Alumni of Color Conference Workshop
Rooted in Resistance: Rehumanizing Resistance As Collective Care
About the Project
Teachers enter the education field with purpose; and like a living organism, that purpose evolves and needs tending. Yet, the current system demands constant crisis response, offering no space for that evolution. We began asking: What if persistence means proactively tending the "garden" of our learning communities by nurturing ourselves and our broader relationships before things break down? Drawing on feminist theory (bell hooks, adrienne maree brown, Audre Lorde), ecological design, and YPAR, we developed a strengths-based approach to the HGSE Alumni Association of Color theme “Persistence.” We asked, what might a collective vision of thriving look like? How do we proactively tend towards that vision?
Just as healthy gardens require regular tending, watering, and seasonal rest to prevent disease and depletion, sustainable educational environments need ongoing care practices that prevent burnout, rupture, and harm. In order to create conditions for our students and communities to flourish, we need to access their wisdom to co-design those conditions with us, so we can transform systems from the roots up.
For the HGSE Alumni of Color Conference, we invited exhausted educators and youth-serving practitioners to join us in a 60-minute workshop. Through embodied movement, collaborative art-making, and systems mapping, participants:
- Reflected on existing knowledge of “persistence”
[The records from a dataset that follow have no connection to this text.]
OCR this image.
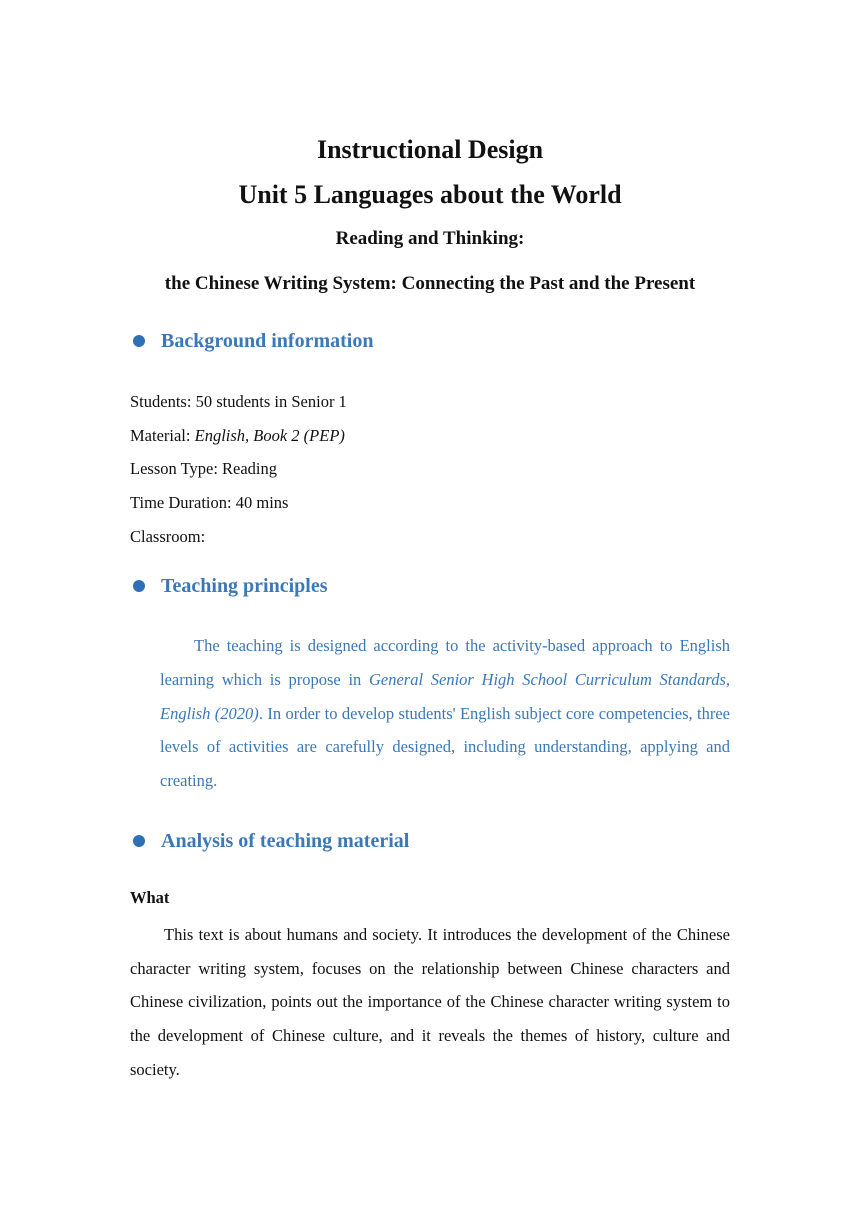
Instructional Design
Unit 5 Languages about the World
Reading and Thinking:
the Chinese Writing System: Connecting the Past and the Present
Background information
Students: 50 students in Senior 1
Material: English, Book 2 (PEP)
Lesson Type: Reading
Time Duration: 40 mins
Classroom:
Teaching principles

The teaching is designed according to the activity-based approach to English learning which is propose in General Senior High School Curriculum Standards, English (2020). In order to develop students' English subject core competencies, three levels of activities are carefully designed, including understanding, applying and creating.

Analysis of teaching material
What

This text is about humans and society. It introduces the development of the Chinese character writing system, focuses on the relationship between Chinese characters and Chinese civilization, points out the importance of the Chinese character writing system to the development of Chinese culture, and it reveals the themes of history, culture and society.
- Reconnected with their evolving “why” and found renewed strength
- Practiced asset-based visioning
- Mapped communities as ecosystems requiring proactive care by dentifying what needs watering, tending, and seasonal rest.
- Co-designed intergenerational action plans that youth, educators, and families can activate together, from daily five-minute rituals to longer-term projects that incorporate care into the system.
- Reimagined power, justice, and persistence away from “how do I survive in a broken system?” towards “how do we proactively create conditions where everyone can thrive?”
We are “rewriting the narrative of persistence” by recognizing that our roots are connected. Like any healthy ecosystem, we don’t wait for one species to collapse before we tend to the soil. We water, we prune, we rest, and we grow together.